Miguel gave orders for his men: Angus, Amy and David were tightly chained to an acacia tree, with their backs to the trunk. Guards were allotted. Then the terrorist very suddenly bedded down: so fast it was as if he had fainted. He was now lying deadweight on a canvas sheet, by the dying fire, faintly warmed by the glowing body of Alphonse.
‘Klein Levin,’ said Angus, blankly, and quietly.
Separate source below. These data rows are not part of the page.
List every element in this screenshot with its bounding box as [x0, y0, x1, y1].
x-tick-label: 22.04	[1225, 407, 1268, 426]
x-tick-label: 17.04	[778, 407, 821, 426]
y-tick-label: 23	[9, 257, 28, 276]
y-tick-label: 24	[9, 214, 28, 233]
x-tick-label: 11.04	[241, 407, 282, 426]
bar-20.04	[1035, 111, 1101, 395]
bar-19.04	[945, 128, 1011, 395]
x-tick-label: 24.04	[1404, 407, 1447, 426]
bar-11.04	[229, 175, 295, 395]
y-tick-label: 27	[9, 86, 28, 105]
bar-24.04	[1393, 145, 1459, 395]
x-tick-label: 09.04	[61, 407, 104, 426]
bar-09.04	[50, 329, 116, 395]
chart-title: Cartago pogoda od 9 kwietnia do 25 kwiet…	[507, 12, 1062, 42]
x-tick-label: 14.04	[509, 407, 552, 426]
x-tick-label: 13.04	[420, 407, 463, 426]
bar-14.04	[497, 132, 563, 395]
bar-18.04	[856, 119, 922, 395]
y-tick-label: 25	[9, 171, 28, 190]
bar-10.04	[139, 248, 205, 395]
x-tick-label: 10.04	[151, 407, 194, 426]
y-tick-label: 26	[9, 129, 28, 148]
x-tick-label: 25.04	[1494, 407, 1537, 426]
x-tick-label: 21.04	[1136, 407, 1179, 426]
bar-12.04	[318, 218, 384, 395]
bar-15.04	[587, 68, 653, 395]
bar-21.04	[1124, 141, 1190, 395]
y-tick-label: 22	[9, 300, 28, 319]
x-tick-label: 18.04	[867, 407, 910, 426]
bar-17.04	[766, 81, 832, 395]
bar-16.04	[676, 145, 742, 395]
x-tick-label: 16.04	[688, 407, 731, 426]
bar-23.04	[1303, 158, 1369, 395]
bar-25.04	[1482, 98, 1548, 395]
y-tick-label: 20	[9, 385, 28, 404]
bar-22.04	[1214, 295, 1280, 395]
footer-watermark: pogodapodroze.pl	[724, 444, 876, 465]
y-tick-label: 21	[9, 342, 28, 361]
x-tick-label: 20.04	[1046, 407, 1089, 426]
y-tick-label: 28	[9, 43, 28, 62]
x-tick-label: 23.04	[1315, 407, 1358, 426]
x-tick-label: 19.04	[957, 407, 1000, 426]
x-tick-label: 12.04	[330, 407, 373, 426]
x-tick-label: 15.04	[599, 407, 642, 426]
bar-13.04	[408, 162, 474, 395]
David whispered to Angus, who was right beside him, chained with his back to the same tree.
‘What?’
‘The syndrome, Garovillo’s condition…Hypersomnia, facial tics. Violence. I think it is Klein Levin.’
‘And?’
‘It’s just…interesting.’
Silence. Then Amy spoke. Her voice tremulous with emotion:
‘Angus. Whatever. We need – need – need to do something – just something –’
Angus nodded. ‘I know. But…what? What can we do?’